B. Wash the irradiated area following treatment sessions to remove the markings.
C. Vigorously rub the skin dry after bathing
D. Keep the temperature in the home at least 33 C (91.4F).
A. Walk outside in the early mornings.
A client who is receiving radiation treatment has special skin care needs due to the drying and irritation that occurs to the skin. The client’s skin is especially prone to burning, and he should be encouraged to limit time outdoors in the sun. The nurse should instruct the client to go outside during the early morning or evening to avoid intense sun rays and should encourage the client to stay under awnings, umbrellas, and other forms of shade during the time when the sun’s rays are most intense.
A nurse in an emergency department is caring for a client who has diabetic ketoacidosis (DKA) and a blood glucose level of 925 mg/dL. The nurse should anticipate which of the following prescriptions from the provider?
A. Oral hypoglycemic medications
B. 0.9% sodium chloride IV bolus
C. Dextrose 5% in 0.45% sodium chloride
D. Glucocorticoid medications
B. 0.9% sodium chloride IV bolus
This choice is correct because 0.9% sodium chloride IV bolus is an effective treatment for DKA. 0.9% sodium chloride is an isotonic solution that contains the same concentration of solutes as blood plasma. It may be used for clients who have fluid loss, dehydration, or shock. In DKA, the body breaks down fat for energy due to insulin deficiency or resistance, resulting in high levels of ketones and acids in the blood. This causes osmotic diuresis, dehydration, electrolyte imbalance, and metabolic acidosis. Therefore, administering 0.9% sodium chloride IV bolus can help to restore fluid volume and correct electrolyte imbalance.
A nurse is reviewing guidelines to prevent DKA during periods of illness with a client who has type 1 diabetes mellitus. Which of the following instructions should the nurse include in the teaching?
A. “Withhold your usual daily dose of insulin.”
B. “Drink 240 to 360 milliliters of calorie-free liquids every 8 hours.”
C. “Test your blood glucose level every 8 hours.”
D. “Check your urine for ketones when blood glucose levels are greater than 240 mg/dL.”
D. “Check your urine for ketones when blood glucose levels are greater than 240 mg/dL.”
This indicates DKA, pt should contact provider if he has moderate/large amounts of ketones in his urine. Pt should check BG level at least every 4-6 hr when he is also experiencing anorexia, nausea, and vomiting. During illness pt is at risk for hyperglycemia, so pt should take usual dose of insulin to keep BG levels w/in expected reference range. To prevent dehydration pt should drink 240-360 mL (8-12 oz) of calorie-free liquids every hour, if BG level is low he should drink fluids containing sugar.

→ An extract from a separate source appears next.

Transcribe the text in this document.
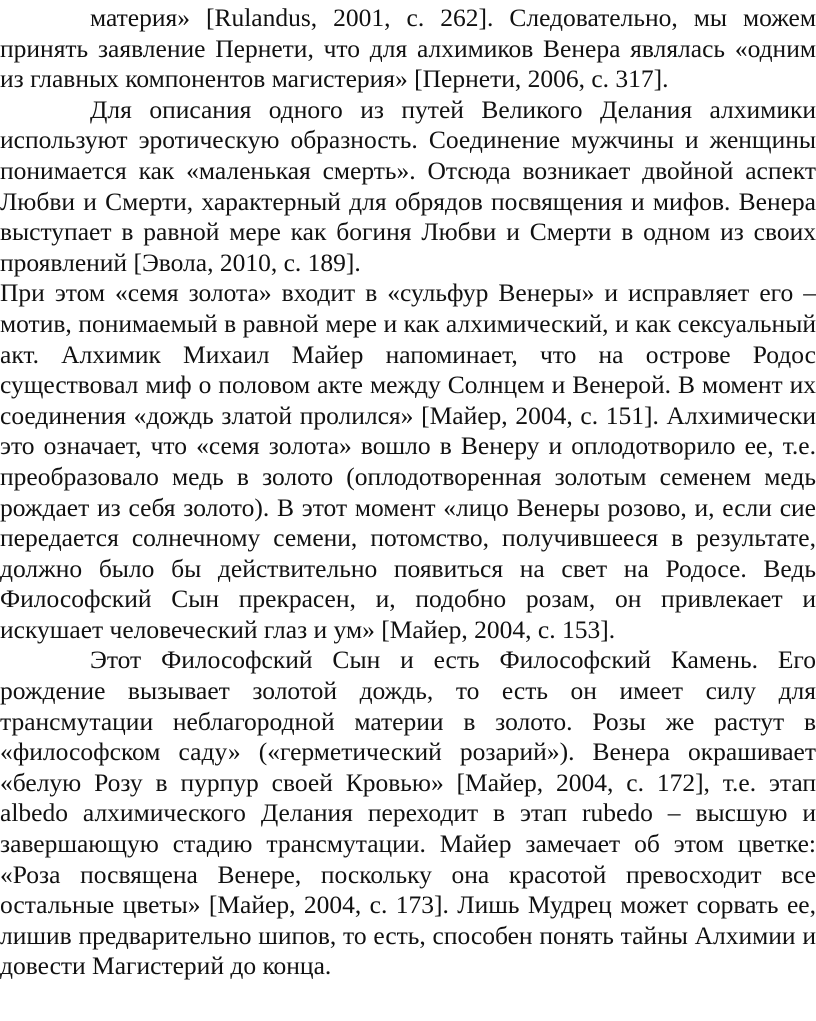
материя» [Rulandus, 2001, с. 262]. Следовательно, мы можем принять заявление Пернети, что для алхимиков Венера являлась «одним из главных компонентов магистерия» [Пернети, 2006, с. 317].

Для описания одного из путей Великого Делания алхимики используют эротическую образность. Соединение мужчины и женщины понимается как «маленькая смерть». Отсюда возникает двойной аспект Любви и Смерти, характерный для обрядов посвящения и мифов. Венера выступает в равной мере как богиня Любви и Смерти в одном из своих проявлений [Эвола, 2010, с. 189].

При этом «семя золота» входит в «сульфур Венеры» и исправляет его – мотив, понимаемый в равной мере и как алхимический, и как сексуальный акт. Алхимик Михаил Майер напоминает, что на острове Родос существовал миф о половом акте между Солнцем и Венерой. В момент их соединения «дождь златой пролился» [Майер, 2004, с. 151]. Алхимически это означает, что «семя золота» вошло в Венеру и оплодотворило ее, т.е. преобразовало медь в золото (оплодотворенная золотым семенем медь рождает из себя золото). В этот момент «лицо Венеры розово, и, если сие передается солнечному семени, потомство, получившееся в результате, должно было бы действительно появиться на свет на Родосе. Ведь Философский Сын прекрасен, и, подобно розам, он привлекает и искушает человеческий глаз и ум» [Майер, 2004, с. 153].

Этот Философский Сын и есть Философский Камень. Его рождение вызывает золотой дождь, то есть он имеет силу для трансмутации неблагородной материи в золото. Розы же растут в «философском саду» («герметический розарий»). Венера окрашивает «белую Розу в пурпур своей Кровью» [Майер, 2004, с. 172], т.е. этап albedo алхимического Делания переходит в этап rubedo – высшую и завершающую стадию трансмутации. Майер замечает об этом цветке: «Роза посвящена Венере, поскольку она красотой превосходит все остальные цветы» [Майер, 2004, с. 173]. Лишь Мудрец может сорвать ее, лишив предварительно шипов, то есть, способен понять тайны Алхимии и довести Магистерий до конца.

A nurse assesses a client who is being treated for hyperglycemic-hyperosmolar state (HHS). Which clinical manifestation indicates to the nurse that the therapy needs to be adjusted?
a. Serum potassium level has increased.
b. Blood osmolarity has decreased.
c. Glasgow Coma Scale score is unchanged.
d. Urine remains negative for ketone
bodies.
c. Glasgow Coma Scale score is unchanged.
A slow but steady improvement in central nervous system functioning is the best indicator of therapy effectiveness for HHS. Lack of improvement in the level of consciousness may indicate inadequate rates of fluid replacement. The Glasgow Coma Scale assesses the clients state of consciousness against criteria of a scale including best eye, verbal, and motor responses. An increase in serum potassium, decreased blood osmolality, and urine negative for ketone bodies do not indicate adequacy of treatment.
A nurse assesses a client who has diabetes mellitus. Which arterial blood gas values should the nurse identify as potential ketoacidosis in this client?
a. pH 7.38, HCO3- 22 mEq/L, PCO2 38 mm Hg, PO2 98 mm Hg
b. pH 7.28, HCO3- 18 mEq/L, PCO2 28 mm Hg, PO2 98 mm Hg
c. pH 7.48, HCO3- 28 mEq/L, PCO2 38 mm Hg, PO2 98 mm Hg
d. pH 7.32, HCO3- 22 mEq/L, PCO2 58 mm Hg, PO2 88 mm Hg
b. pH 7.28, HCO3- 18 mEq/L, PCO2 28 mm Hg, PO2 98 mm Hg
When the lungs can no longer offset acidosis, the pH decreases to below normal. A client who has diabetic ketoacidosis would present with arterial blood gas values that show primary metabolic acidosis with decreased bicarbonate levels and a compensatory respiratory alkalosis with decreased carbon dioxide levels.